Governments Line Up To Buy the Drone That Terrorized Gaza
Just weeks after the latest Israel-Hamas cease-fire, defense contractors are itching to sell the IDF's primary weapon in counter-terror operations. By Daniel A. Medina
A few weeks after Israel and Hamas signed an open-ended truce to end their nearly two-month-long war in Gaza, Israeli defense contractors are parading weapons used in the conflict at a conference in Tel Aviv. The annual Israel Unmanned Systems conference, which began Sunday and runs through Friday (Sept. 19), is jointly hosted with the US Embassy in Tel Aviv. According to its website, attendees include “senior officials from commercial and government entities” from Europe, Asia, North and South America.
The conference’s sponsors include the largest Israeli private defense contractors, among them Haifa-based Elbit Systems. Elbit’s Hermes 450 (pdf), a “multi-role tactical high-performance unmanned aircraft system” (UAS)—in other words, a battle drone—operated this summer in the Gaza Strip, and may have carried out attacks.
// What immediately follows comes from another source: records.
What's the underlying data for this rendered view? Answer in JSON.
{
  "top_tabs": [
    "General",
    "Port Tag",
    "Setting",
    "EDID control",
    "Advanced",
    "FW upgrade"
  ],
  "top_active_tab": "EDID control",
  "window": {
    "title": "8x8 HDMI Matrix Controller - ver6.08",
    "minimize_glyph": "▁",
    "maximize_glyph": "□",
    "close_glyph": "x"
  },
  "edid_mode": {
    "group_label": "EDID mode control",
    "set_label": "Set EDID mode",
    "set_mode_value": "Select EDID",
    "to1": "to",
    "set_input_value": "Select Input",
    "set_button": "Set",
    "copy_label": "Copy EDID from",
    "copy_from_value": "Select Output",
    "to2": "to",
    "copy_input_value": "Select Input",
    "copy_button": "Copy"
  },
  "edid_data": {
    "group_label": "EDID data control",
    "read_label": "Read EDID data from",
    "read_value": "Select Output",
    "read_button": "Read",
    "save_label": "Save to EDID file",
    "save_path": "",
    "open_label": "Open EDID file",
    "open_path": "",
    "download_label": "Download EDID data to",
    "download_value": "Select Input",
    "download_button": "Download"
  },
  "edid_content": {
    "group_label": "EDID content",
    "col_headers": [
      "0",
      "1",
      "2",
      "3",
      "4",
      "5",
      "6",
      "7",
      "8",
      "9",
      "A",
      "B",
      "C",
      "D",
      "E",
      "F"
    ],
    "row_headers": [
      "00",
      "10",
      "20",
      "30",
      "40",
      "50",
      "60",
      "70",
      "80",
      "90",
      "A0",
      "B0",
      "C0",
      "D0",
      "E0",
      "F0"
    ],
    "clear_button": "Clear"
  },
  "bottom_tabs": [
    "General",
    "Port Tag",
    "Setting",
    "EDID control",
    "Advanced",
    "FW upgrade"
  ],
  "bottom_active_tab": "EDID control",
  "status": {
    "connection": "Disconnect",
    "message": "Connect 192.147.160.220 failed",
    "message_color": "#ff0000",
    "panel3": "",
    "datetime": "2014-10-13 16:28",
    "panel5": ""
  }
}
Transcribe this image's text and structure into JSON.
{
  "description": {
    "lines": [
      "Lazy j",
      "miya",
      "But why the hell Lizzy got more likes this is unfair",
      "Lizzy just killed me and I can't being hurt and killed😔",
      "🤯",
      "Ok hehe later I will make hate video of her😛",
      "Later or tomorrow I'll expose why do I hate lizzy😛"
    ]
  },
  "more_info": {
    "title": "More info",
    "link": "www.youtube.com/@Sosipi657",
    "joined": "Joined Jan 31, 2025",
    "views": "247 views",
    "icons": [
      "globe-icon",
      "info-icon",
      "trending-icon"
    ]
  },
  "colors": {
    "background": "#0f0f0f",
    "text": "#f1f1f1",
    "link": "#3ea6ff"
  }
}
Photos taken by an Agence France-Presse photographer that appeared in a July post on The Aviationist, a blog, showed the aircraft flying over the skies of Gaza. It had a pod under each wing that looked like it could be a fuel tank, but which, according to an Israeli source quoted by the blog, was “a firing pod for a light missile.” The source would not independently confirm or deny that it was used in attacks on Hamas positions but David Cenciotti, founder of the blog, told Quartz that it’s highly likely that the Hermes 450 was the IDF’s vehicle of choice for such attacks.
According to Elbit’s website, the Hermes 450 has been “fighting terror for over a decade” and the company touts the aircraft as “the primary platform of the IDF in counter-terror operations.”
The conference is an opportunity for Elbit to showcase its prize aircraft in front of a consortium of arms buyers. Bloomberg Businessweek reported in July that Elbit’s stock soared during the war, which analysts attributed to demand for Elbit’s products. Elbit is the nation’s biggest publicly traded developer of military technology, an industry that provides Israel with about $7 billion in annual exports.
“They may not have the same amount of drones/UAVs the US forces have but they [Israel] have developed some hi-tech systems, some of those are exported to foreign air arms,” said Cenciotti in an email.
According to a 2009 Human Rights Watch (HRW) report (pdf) about that year’s conflict in Gaza, the Hermes was one of two drones used by the IDF. The report cites estimates ranging from 48 to 87 Palestinian civilians killed by drones, out of that war’s total of 1,200-1,400 deaths, both civilian and combatant. (For comparison, the first five years of US drone strikes in Pakistan and other countries were estimated to have claimed 2,400 lives.) In this year’s Gaza war, more than 2,130 Palestinians were killed; there’s no tally as yet of how many were due to drones.